We would also be far better off if we managed to kill or capture al-Qaeda's
innovative chief. So what is the U.S.-led hunt for bin Laden turning up? The
short answer is nothing. Washington hasn't had
a solid lead on him since radio intercepts placed him at the battle of Tora
Bora in eastern Afghanistan
in December 2001. U.S.
intelligence officials widely assume that he is now in or near Pakistan's
tribal areas -- a particularly shrewd hiding place, according to Arthur Keller,
a former CIA officer who ran a spy network there in 2006.
Keller told me that al-Qaeda's leaders have excellent operational security.
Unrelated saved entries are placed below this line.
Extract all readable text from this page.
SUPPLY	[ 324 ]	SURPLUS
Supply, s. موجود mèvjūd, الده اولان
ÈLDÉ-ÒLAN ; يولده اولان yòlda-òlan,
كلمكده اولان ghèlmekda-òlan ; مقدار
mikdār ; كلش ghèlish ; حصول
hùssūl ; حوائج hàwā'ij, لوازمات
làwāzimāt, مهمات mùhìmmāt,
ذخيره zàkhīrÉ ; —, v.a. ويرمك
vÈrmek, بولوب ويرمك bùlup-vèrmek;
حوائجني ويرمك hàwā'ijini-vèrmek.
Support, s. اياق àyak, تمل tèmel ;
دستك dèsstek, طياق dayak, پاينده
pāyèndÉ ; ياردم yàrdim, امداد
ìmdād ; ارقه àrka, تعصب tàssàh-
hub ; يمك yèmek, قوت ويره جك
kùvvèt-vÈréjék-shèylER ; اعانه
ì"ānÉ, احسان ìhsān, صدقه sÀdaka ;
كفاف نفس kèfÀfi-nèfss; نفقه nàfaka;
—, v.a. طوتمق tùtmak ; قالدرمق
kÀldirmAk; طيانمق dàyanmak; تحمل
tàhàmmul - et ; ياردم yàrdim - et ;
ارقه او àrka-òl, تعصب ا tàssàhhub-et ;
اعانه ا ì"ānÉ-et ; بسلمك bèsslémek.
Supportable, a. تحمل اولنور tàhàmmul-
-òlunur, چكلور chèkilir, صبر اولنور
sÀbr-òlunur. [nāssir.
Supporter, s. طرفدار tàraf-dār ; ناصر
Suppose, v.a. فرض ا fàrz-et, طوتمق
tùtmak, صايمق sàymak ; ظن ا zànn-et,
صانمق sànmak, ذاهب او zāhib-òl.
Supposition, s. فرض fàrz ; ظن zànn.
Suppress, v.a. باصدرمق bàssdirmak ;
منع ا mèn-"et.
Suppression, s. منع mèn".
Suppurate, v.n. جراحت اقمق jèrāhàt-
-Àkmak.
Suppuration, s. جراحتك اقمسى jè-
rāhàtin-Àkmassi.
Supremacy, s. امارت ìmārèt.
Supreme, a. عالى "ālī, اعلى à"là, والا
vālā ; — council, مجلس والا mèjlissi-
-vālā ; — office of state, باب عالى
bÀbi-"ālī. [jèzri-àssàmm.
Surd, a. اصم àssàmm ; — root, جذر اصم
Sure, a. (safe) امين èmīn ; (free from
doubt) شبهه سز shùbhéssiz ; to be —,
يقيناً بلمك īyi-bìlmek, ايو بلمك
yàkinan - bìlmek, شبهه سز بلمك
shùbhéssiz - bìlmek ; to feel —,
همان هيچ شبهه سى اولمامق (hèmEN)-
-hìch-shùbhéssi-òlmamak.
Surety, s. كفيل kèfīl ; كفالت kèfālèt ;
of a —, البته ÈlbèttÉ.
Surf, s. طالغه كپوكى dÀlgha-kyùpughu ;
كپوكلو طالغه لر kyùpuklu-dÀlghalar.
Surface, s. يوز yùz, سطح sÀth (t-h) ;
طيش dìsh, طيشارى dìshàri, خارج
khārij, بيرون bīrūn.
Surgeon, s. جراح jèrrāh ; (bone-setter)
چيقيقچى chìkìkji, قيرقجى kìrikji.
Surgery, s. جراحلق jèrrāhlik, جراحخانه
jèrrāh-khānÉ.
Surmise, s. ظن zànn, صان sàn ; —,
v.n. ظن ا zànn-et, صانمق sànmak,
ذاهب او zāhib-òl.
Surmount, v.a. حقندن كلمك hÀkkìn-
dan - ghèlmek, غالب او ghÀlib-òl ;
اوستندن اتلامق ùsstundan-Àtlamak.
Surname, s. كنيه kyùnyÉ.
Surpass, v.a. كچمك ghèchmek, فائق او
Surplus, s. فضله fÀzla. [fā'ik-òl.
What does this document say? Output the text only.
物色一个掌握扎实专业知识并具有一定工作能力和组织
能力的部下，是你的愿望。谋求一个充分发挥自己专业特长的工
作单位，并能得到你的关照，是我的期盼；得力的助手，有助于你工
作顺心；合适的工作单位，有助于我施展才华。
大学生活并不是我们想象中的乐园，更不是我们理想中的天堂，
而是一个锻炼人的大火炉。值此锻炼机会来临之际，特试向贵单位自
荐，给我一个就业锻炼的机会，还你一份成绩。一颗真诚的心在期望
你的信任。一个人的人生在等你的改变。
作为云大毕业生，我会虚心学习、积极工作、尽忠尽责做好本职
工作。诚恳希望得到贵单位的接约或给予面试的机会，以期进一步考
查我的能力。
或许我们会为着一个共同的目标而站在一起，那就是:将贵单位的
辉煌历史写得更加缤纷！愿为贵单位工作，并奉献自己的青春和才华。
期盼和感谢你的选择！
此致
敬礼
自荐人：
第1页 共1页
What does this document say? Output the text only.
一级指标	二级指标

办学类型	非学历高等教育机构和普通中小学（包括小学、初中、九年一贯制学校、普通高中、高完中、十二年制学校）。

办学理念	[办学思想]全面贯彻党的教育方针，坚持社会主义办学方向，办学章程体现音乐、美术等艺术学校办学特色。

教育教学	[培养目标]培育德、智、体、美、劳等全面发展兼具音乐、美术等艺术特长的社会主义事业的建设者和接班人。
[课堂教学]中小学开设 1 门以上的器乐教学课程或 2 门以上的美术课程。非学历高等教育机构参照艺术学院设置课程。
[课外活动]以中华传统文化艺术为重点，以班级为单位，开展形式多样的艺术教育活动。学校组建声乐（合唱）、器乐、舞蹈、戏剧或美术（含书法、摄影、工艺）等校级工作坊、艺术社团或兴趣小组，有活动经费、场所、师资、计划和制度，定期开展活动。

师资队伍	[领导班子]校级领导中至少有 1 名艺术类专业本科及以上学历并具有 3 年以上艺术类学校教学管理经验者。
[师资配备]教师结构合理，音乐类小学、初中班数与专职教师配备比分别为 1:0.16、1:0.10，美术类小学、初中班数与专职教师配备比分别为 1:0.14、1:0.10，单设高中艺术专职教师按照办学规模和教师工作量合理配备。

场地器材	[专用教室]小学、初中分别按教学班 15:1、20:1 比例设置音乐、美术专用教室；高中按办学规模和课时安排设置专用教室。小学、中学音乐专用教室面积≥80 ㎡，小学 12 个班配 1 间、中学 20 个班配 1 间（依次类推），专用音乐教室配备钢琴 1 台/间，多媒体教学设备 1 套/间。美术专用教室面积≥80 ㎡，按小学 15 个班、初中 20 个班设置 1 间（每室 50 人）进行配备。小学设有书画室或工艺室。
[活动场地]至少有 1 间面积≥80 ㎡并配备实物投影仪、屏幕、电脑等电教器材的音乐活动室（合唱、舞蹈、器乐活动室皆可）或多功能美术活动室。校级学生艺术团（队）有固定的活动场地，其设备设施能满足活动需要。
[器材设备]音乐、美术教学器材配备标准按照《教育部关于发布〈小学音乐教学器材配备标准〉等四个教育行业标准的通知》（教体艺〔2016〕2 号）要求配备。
"They have had a Darwinian education in what can give them away, and their
tradecraft has improved as we have eliminated some of the less careful members
of their organization," he noted. "They're hiding in a sea of people
who are very xenophobic of outsiders, so it's a very, very tough nut to
crack."
No matter what bin Laden's fate, Muslims around the world are increasingly
taking a dim view of his group and its suicide operations. In the late 1990s,
bin Laden was a folk hero to many Muslims. But since 2003, as al-Qaeda and its
affiliates have killed Muslim civilians by the thousands from Casablanca
to Kabul, support for bin Laden has nose-dived,
according to Pew polls taken in key Muslim countries such as Indonesia and Pakistan.
At 20, al-Qaeda is losing its war, but its influence will live on. As
Michael Scheuer, who founded the CIA's bin Laden unit in 1996, points out,
"Their mission is accomplished: worldwide instigation and inspiration."
To our grief, that legacy will endure, even after al-Qaeda is defeated.